Вновь наступило полуминутное молчание. Понырев вновь, уже в который раз, промокнул глаза платком, горестно вздохнул:
— Разумеется, самолюбие Коли Чернышева было уязвлено. Он не стал защищать диплом, собрал вещи и вернулся сюда, в свой родной город. Навсегда останется тайной, о чем думал он в последние дни своей земной жизни. Как рассказывали позже родители, Коля, вернувшись домой, был молчалив, замкнут. Можно только представить, насколько тяжело было ему в те дни! И мне, поверьте, тяжело сейчас говорить… Лето было жарким, и родителей не встревожило, когда однажды утром Коля ушел на реку купаться. Ушел и не вернулся. Тела его не нашли. И мы даже не можем поклониться его праху… Коля был хорошим пловцом, и нет сомнения: это был добровольный уход из жизни… С того трагического дня прошло уже полвека. Но прошедшие десятилетия все более и более ясно показывают нам: последний день жизни Николая Давидовича Чернышева стал первым днем его бессмертия!

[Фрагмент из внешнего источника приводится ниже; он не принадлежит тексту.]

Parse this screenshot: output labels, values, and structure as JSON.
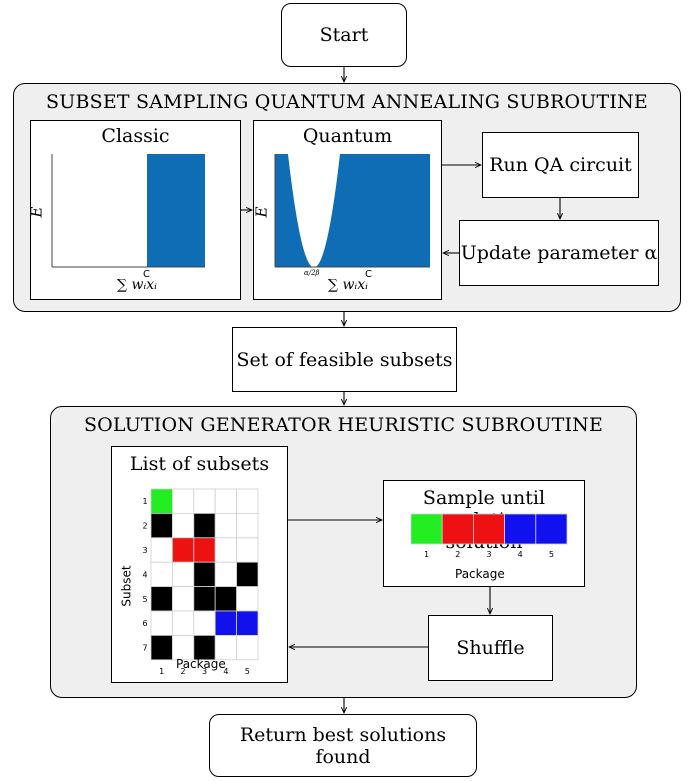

Понырев умело сделал вид, что ему трудно говорить, замолчал и отошел от микрофона.
Никто не знал, что ему, Поныреву, как лучшему другу, Коля Чернышев первому показал листок с формулой Вселенной. И что он, Понырев, первым высмеял своего товарища-недоучку, возомнившего себя гением.
Никто не слышал, как кричит от боли листва городских кленов. Никто — кроме исхудалого, одетого в рубище старика, прислонившегося к одной из колонн Дворца. Глаза старого человека были прикрыты подрагивающими веками. Он слышал крик боли — отчаянный, почти тотчас же замирающий среди ветвей. И может быть, в действительности, а может быть, только внутренним зрением видел: какой-то малый листок дергается на ветру, словно лягушачья лапка под током.
Когда-то старика этого звали: Николай Давидович Чернышев.